Maintenance of cellular vitamin B6 levels and mitochondrial oxidative function depend on pyridoxal 5′-phosphate homeostasis protein
Jolita Čiapaitė, Carlo W.T. van Roermund, Marjolein Bosma, Johan Gerrits, Sander M. Houten, Lodewijk IJlst, Hans R. Waterham, Clara van Karnebeek, Ronald J. A. Wanders, Fried Zwartkruis, Judith Jans, Nanda M. Verhoeven‐Duif
Abstract
Recently, biallelic variants in PLPBP coding for pyridoxal 5'-phosphate homeostasis protein (PLPHP) were identified as a novel cause of early-onset vitamin B 6 -dependent epilepsy. The molecular function and precise role of PLPHP in vitamin B 6 metabolism are not well understood. To address these questions we used PLPHP deficient patient skin fibroblasts and HEK293 cells, and YBL036C (PLPHP ortholog) deficient yeast. We showed that independent of extracellular B 6 vitamer type (pyridoxine, pyridoxamine or pyridoxal), intracellular PLP was lower in PLPHP deficient fibroblasts and HEK293 cells compared to controls. Culturing cells with pyridoxine or pyridoxamine led to the concentration-dependent accumulation of pyridoxine 5'-phosphate and pyridoxamine 5'-phosphate (PMP), respectively, suggesting insufficient pyridox(am)ine 5′-phosphate oxidase (PNPO) activity. Experiments utilizing 13 C 4 -pyridoxine confirmed lower PNPO activity and revealed increased fractional turnovers of PLP and pyridoxal, indicating increased PLP hydrolysis to pyridoxal in PLPHP deficient cells.
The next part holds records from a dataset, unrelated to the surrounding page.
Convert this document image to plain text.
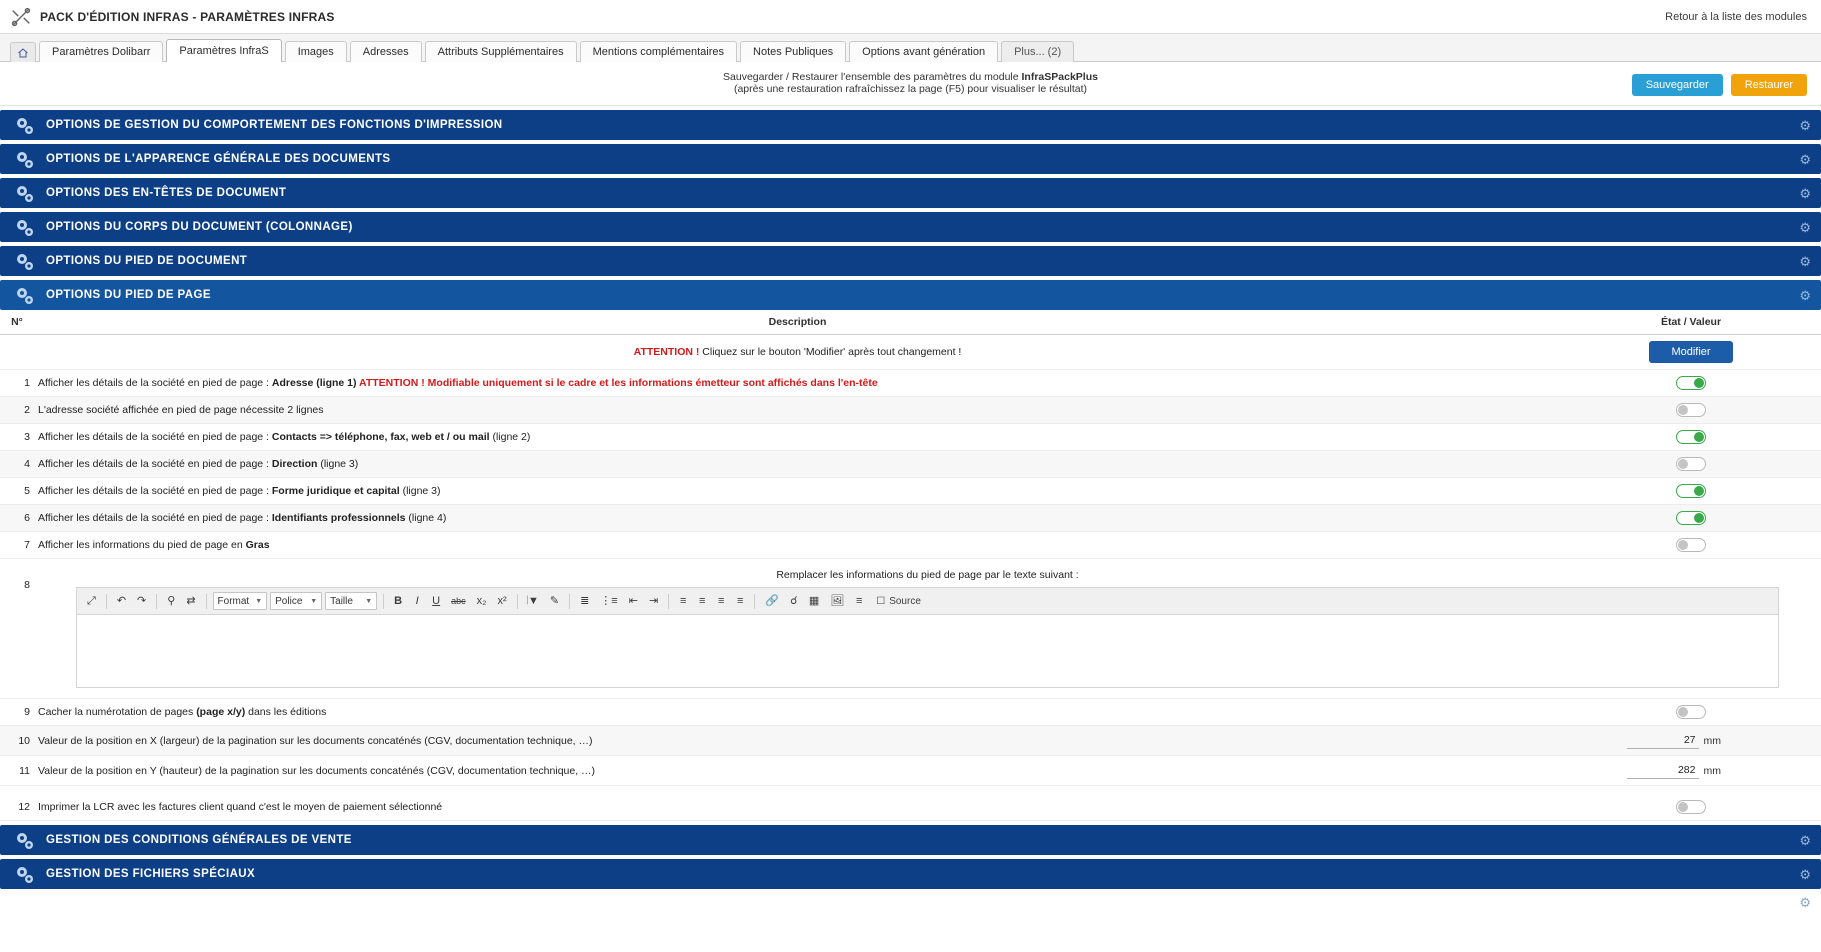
PACK D'ÉDITION INFRAS - PARAMÈTRES INFRAS	Retour à la liste des modules
Paramètres Dolibarr	Paramètres InfraS	Images	Adresses	Attributs Supplémentaires	Mentions complémentaires	Notes Publiques	Options avant génération	Plus... (2)
Sauvegarder / Restaurer l'ensemble des paramètres du module InfraSPackPlus
(après une restauration rafraîchissez la page (F5) pour visualiser le résultat)	Sauvegarder	Restaurer
OPTIONS DE GESTION DU COMPORTEMENT DES FONCTIONS D'IMPRESSION	⚙
OPTIONS DE L'APPARENCE GÉNÉRALE DES DOCUMENTS	⚙
OPTIONS DES EN-TÊTES DE DOCUMENT	⚙
OPTIONS DU CORPS DU DOCUMENT (COLONNAGE)	⚙
OPTIONS DU PIED DE DOCUMENT	⚙
OPTIONS DU PIED DE PAGE	⚙
N°	Description	État / Valeur
	ATTENTION ! Cliquez sur le bouton 'Modifier' après tout changement !	Modifier
1	Afficher les détails de la société en pied de page : Adresse (ligne 1) ATTENTION ! Modifiable uniquement si le cadre et les informations émetteur sont affichés dans l'en-tête	

2	L'adresse société affichée en pied de page nécessite 2 lignes	

3	Afficher les détails de la société en pied de page : Contacts => téléphone, fax, web et / ou mail (ligne 2)	

4	Afficher les détails de la société en pied de page : Direction (ligne 3)	

5	Afficher les détails de la société en pied de page : Forme juridique et capital (ligne 3)	

6	Afficher les détails de la société en pied de page : Identifiants professionnels (ligne 4)	

7	Afficher les informations du pied de page en Gras	

8	
Remplacer les informations du pied de page par le texte suivant :
⤢	↶	↷	⚲	⇄	Format ▼ Police ▼ Taille ▼	B	I	U	abc	x₂	x²	𝄀▼	✎	≣	⋮≡	⇤	⇥	≡	≡	≡	≡	🔗	☌	▦	🖼	≡	☐ Source

9	Cacher la numérotation de pages (page x/y) dans les éditions	

10	Valeur de la position en X (largeur) de la pagination sur les documents concaténés (CGV, documentation technique, …)	
27mm

11	Valeur de la position en Y (hauteur) de la pagination sur les documents concaténés (CGV, documentation technique, …)	
282mm

12	Imprimer la LCR avec les factures client quand c'est le moyen de paiement sélectionné	
GESTION DES CONDITIONS GÉNÉRALES DE VENTE	⚙
GESTION DES FICHIERS SPÉCIAUX	⚙
⚙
This effect could be partly counteracted by inactivation of pyridoxal phosphatase. PLPHP deficiency had a distinct effect on mitochondrial PLP and PMP, suggesting impaired activity of mitochondrial transaminases. Moreover, in YBL036C deficient yeast PLP was depleted and PMP accumulated only with carbon sources requiring mitochondrial metabolism. Lactate and pyruvate accumulation along with the decrease of tricarboxylic acid cycle intermediates downstream of α-ketoglutarate suggested impaired mitochondrial oxidative metabolism in PLPHP deficient HEK293 cells. We hypothesize that impaired activity of mitochondrial transaminases may contribute to this depletion. Taken together, our study provides new insights into the pathomechanisms of PLPBP deficiency and reinforces the link between PLPHP function, vitamin B 6 metabolism and mitochondrial oxidative metabolism.